In Pakistan, tough reforms cannot be implemented without the opposition’s cooperation. The vitriol of the election campaign has vitiated the atmosphere and so much toxicity has been injected into politics during the last several years that coming together on a common platform and reaching a consensus is going to be highly onerous. Post-election agitation against alleged rigging could prove to be a big hindrance in achieving this consensus. The reality is that five years is too short a period to deliver on the promises as structural reforms go beyond the electoral cycle.
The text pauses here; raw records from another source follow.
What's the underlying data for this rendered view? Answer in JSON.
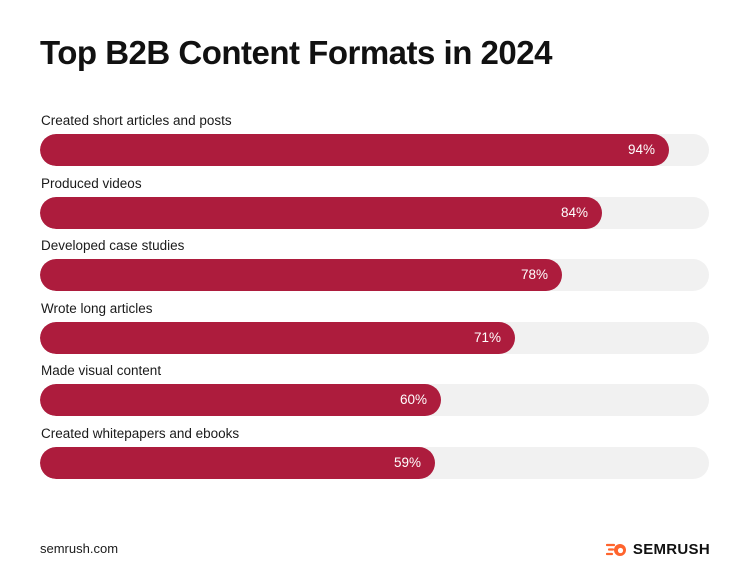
{
  "chart_data": {
    "type": "bar",
    "orientation": "horizontal",
    "title": "Top B2B Content Formats in 2024",
    "categories": [
      "Created short articles and posts",
      "Produced videos",
      "Developed case studies",
      "Wrote long articles",
      "Made visual content",
      "Created whitepapers and ebooks"
    ],
    "values": [
      94,
      84,
      78,
      71,
      60,
      59
    ],
    "value_labels": [
      "94%",
      "84%",
      "78%",
      "71%",
      "60%",
      "59%"
    ],
    "xlim": [
      0,
      100
    ],
    "grid": false,
    "bar_color": "#ad1c3d",
    "track_color": "#f1f1f1"
  },
  "footer": {
    "source": "semrush.com",
    "brand_name": "SEMRUSH",
    "brand_icon": "semrush-flame-logo",
    "brand_color": "#ff642d"
  }
}
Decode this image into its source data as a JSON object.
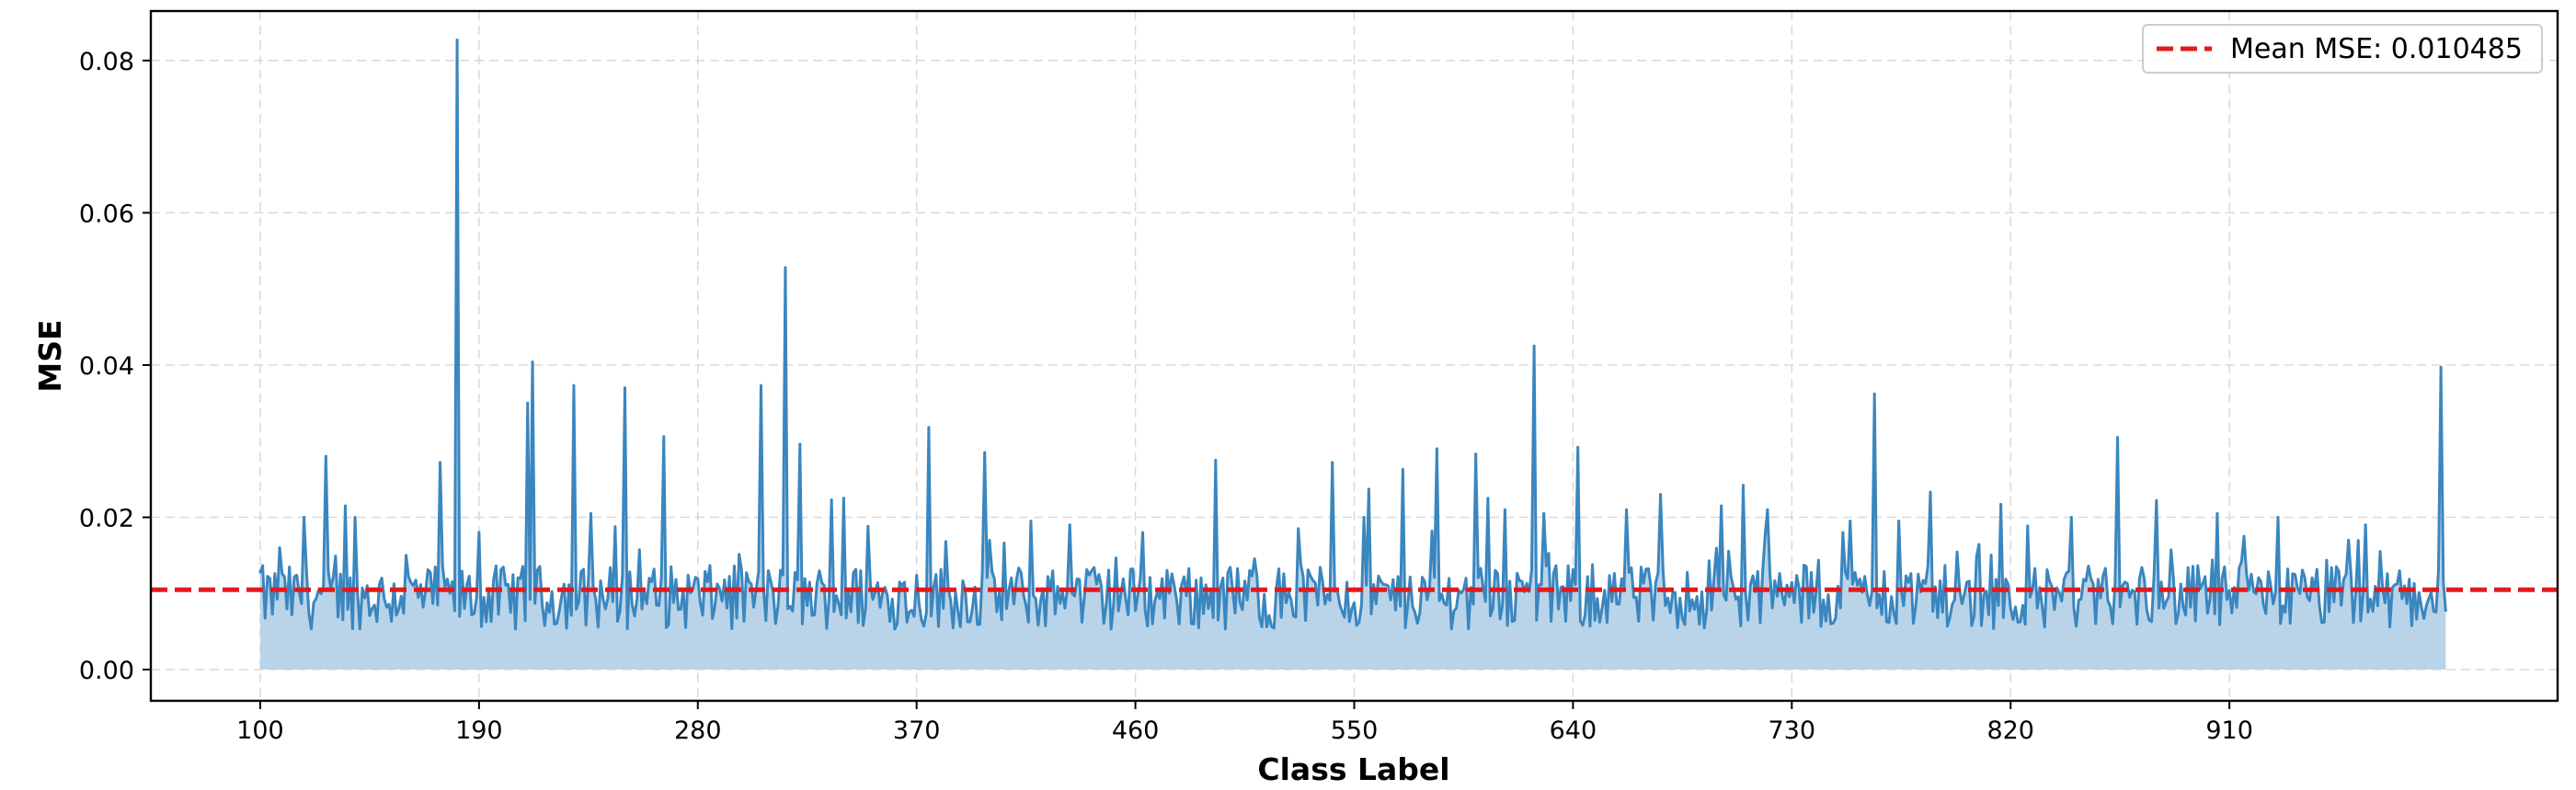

Each political party must realise it may be the ultimate beneficiary of the gains from these reforms without having to bite the bullet. In order to bring all parties together on the same platform, any semblance of political victimisation and retaliation is to be avoided. A sagacious leader has to rise above personal ego, swallow his pride and approach all the parties with open arms, requesting them to forget the past and make a new beginning. This is a Herculean task, given past record, but it is the only way we would be able to fulfil the expectations of our younger generation. Settling scores and a clash of egos would be an unmitigated disaster, for the economy requires intensive care and can be resuscitated only by the combined efforts of all


The manifestos of the major parties are not very different; all of them have the same end goals. In the past, Senate and National Assembly committees that have broad-based representation, the Council of Common Interests and the National Economic Council have not been used optimally to forge a consensus. Whenever deployed for this purpose, the results have been highly fruitful, as seen by the most recent examples, the merger of Fata with KP, the Election Act and the 18th Amendment. I am sure that if economic policies are thoroughly debated in the parliamentary committees, compromises would be made and a consensus would emerge. Even if the decision to approach the IMF is debated in parliament, it would mark a new beginning in establishing institutional checks and balances. An all-hands-on-deck approach would minimise the gap between expectations and delivery.